Overall though, this story is so stereotypical it hurts. High level female manager gets on a promotion track. Does well. Gets into position where she's basically required to pull the work tempo of a high flying career at its critical point. That's the kind of a thing where you have to ration sleep, because you just don't have time for it from all the work.
And gets pregnant during it. Discovers that pregnancy really fucks with one's ability to be a high level manager, who needs to work long hours, be on call and ready to go 24/7 if they want to proceed with the career track. So the choice is between your own progeny or the career, and you can't really give any attention to your progeny if you want to stick with it. There's a reason why high flying men are overwhelmingly absent fathers.
So being a mother she fell off the career track at the end stage of pregnancy which ended in c-section on top of everything else so longer than usual sick leave at the end, and so leadership puts her into a more appropriate spot so her absence doesn't damage the team she manages. She protests that no, she totally can do the whole birth and newborn and career track at the same time, gets a "difficult to work with" label put on by those around her at work as a result. Gets shoved into the "difficult to work with" corner in the hierarchy and put into position where she will be fired as a result. When her termination becomes a foregone conclusion, she sues for discrimination for as big of a termination payout as possible.
Problem here is the very reason why this scenario is utterly stereotypical, and stereotype accuracy is the most repeatable, most proven theory in social sciences by far. Overwhelming majority of women in this position go through the exact same process, for the exact same reasons. Being a mother is not the same as being a father, and mother-newborn baby bond is one of the strongest bonds there are. No matter how much your abstract thinking systems believe that you can totally pull the whole high flying career and a mother of a newborn baby roles at the same time, reality is that unless you have a severe character flaw that makes you utterly indifferent to your newborn, it's utterly impossible. Babies don't haggle over their needs with their mothers. They demand and mothers answer. If mother intentionally doesn't for whatever reason, baby's crying tends to become psychologically devastating to the new mothers who will have that primal reaction to their feeling that they haven't done enough. This is not a bond you can mess with using just your abstract modelling skills. It's a primal thing that doesn't care about abstract mind. It will assert itself regardless of delusions abstract mind has about reality.

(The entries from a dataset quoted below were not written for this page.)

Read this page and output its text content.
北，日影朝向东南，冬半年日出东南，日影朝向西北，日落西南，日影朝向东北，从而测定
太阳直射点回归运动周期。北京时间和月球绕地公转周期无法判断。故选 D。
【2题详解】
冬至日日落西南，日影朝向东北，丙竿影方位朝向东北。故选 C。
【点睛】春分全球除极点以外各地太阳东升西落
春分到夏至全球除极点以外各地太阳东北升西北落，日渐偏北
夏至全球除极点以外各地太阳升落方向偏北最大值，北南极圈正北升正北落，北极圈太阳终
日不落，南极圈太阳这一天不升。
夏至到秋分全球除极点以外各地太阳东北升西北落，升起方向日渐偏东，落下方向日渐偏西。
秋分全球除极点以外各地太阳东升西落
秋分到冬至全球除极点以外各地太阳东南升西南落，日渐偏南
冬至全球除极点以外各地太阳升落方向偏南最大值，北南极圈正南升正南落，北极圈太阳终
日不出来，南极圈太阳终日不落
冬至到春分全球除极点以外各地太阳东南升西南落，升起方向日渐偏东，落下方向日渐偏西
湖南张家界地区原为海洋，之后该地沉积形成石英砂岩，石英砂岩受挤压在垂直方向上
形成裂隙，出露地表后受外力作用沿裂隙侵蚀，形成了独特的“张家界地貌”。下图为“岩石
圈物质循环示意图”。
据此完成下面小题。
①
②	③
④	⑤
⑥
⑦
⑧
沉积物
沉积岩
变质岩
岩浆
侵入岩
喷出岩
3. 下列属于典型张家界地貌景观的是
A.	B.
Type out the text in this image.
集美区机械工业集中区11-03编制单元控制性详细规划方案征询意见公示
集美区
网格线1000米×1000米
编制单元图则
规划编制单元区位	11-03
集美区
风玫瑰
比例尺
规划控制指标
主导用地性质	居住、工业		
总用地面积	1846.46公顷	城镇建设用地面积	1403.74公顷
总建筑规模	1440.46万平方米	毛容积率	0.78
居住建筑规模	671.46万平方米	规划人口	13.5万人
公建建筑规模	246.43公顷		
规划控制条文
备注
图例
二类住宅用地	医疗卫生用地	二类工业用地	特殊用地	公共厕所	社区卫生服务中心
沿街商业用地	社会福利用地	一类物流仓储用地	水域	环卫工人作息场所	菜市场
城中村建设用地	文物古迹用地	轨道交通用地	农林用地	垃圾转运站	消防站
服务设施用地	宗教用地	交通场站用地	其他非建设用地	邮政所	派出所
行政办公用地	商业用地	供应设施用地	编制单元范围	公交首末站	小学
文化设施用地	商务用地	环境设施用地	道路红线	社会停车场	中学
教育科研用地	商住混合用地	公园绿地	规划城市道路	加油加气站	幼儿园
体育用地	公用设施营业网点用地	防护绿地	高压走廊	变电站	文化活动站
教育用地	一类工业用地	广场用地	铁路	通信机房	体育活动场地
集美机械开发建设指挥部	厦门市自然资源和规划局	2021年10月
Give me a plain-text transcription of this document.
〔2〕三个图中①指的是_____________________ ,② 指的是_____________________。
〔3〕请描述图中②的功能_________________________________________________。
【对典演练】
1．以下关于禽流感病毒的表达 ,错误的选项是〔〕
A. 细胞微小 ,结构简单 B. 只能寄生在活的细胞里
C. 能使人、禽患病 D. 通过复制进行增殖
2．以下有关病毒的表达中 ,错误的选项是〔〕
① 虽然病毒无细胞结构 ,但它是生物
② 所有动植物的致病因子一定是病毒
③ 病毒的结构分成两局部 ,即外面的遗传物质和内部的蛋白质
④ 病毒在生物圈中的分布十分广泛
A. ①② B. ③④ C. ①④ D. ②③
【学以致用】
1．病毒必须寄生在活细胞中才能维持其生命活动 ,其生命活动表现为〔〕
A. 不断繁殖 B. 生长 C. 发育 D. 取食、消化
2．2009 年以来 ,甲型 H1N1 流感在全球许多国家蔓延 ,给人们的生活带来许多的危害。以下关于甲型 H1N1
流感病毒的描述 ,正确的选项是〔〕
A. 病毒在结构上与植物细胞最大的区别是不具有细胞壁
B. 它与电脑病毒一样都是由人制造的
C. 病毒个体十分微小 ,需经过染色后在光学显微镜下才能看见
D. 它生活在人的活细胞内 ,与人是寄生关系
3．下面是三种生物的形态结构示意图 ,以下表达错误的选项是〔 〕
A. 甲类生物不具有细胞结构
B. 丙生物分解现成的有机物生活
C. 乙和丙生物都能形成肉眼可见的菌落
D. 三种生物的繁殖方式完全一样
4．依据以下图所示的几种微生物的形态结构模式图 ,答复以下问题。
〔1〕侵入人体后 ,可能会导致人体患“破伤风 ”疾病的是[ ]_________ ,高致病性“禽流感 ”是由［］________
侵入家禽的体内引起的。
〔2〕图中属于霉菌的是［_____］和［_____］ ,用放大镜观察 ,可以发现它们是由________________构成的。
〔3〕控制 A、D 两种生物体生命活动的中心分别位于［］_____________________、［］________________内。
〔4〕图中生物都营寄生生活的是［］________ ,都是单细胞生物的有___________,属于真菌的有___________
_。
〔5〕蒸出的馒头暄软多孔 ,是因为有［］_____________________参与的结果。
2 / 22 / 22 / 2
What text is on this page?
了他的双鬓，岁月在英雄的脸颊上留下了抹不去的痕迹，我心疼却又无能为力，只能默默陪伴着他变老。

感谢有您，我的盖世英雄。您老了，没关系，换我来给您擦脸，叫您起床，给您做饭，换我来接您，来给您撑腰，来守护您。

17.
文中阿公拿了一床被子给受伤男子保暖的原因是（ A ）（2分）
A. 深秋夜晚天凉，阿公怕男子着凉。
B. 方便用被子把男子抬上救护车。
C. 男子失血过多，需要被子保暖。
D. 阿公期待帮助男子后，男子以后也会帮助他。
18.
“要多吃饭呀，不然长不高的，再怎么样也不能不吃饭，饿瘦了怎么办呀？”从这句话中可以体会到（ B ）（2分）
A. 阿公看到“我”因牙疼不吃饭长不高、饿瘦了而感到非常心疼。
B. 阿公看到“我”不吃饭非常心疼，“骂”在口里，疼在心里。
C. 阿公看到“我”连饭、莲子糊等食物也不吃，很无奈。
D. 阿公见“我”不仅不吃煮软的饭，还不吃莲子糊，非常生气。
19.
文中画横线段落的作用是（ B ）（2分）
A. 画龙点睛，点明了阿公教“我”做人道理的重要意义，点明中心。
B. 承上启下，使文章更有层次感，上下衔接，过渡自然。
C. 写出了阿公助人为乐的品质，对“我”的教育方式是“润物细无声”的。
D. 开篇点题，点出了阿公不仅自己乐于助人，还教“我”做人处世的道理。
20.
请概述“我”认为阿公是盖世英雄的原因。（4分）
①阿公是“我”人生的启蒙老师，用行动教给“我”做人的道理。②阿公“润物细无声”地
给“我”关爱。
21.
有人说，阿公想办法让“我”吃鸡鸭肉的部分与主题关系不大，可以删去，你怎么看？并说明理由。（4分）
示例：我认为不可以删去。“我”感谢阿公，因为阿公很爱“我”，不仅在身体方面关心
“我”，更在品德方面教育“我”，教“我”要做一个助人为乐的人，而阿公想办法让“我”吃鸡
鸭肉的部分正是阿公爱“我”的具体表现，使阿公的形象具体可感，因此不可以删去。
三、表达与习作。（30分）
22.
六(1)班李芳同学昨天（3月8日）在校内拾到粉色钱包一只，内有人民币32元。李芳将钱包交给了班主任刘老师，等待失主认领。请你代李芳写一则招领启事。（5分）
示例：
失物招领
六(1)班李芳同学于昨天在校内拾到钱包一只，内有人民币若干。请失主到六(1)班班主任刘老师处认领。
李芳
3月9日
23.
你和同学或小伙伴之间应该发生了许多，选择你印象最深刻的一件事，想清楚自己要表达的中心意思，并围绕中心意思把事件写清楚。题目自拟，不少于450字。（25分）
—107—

And reading between the lines of the claims of woman's lawyers about her co-workers reactions strongly suggest that this is exactly what happened. So she was on the way out regardless as a result, and she just wants her payout for her termination to be as big as possible. Hence the barrage of hail mary claims, designed to attract as much PR attention as possible to get Amazon to settle.
Frankly, the only question I have after reading the story linked in the OP is "what is the relationship between submitter of the story and this woman's lawyers?" Because the whole point of these lawyers doing the whole barrage of claiming everything under the sun is to get the case to become damaging to public image of Amazon so they can pressure for a higher payout in a settlement.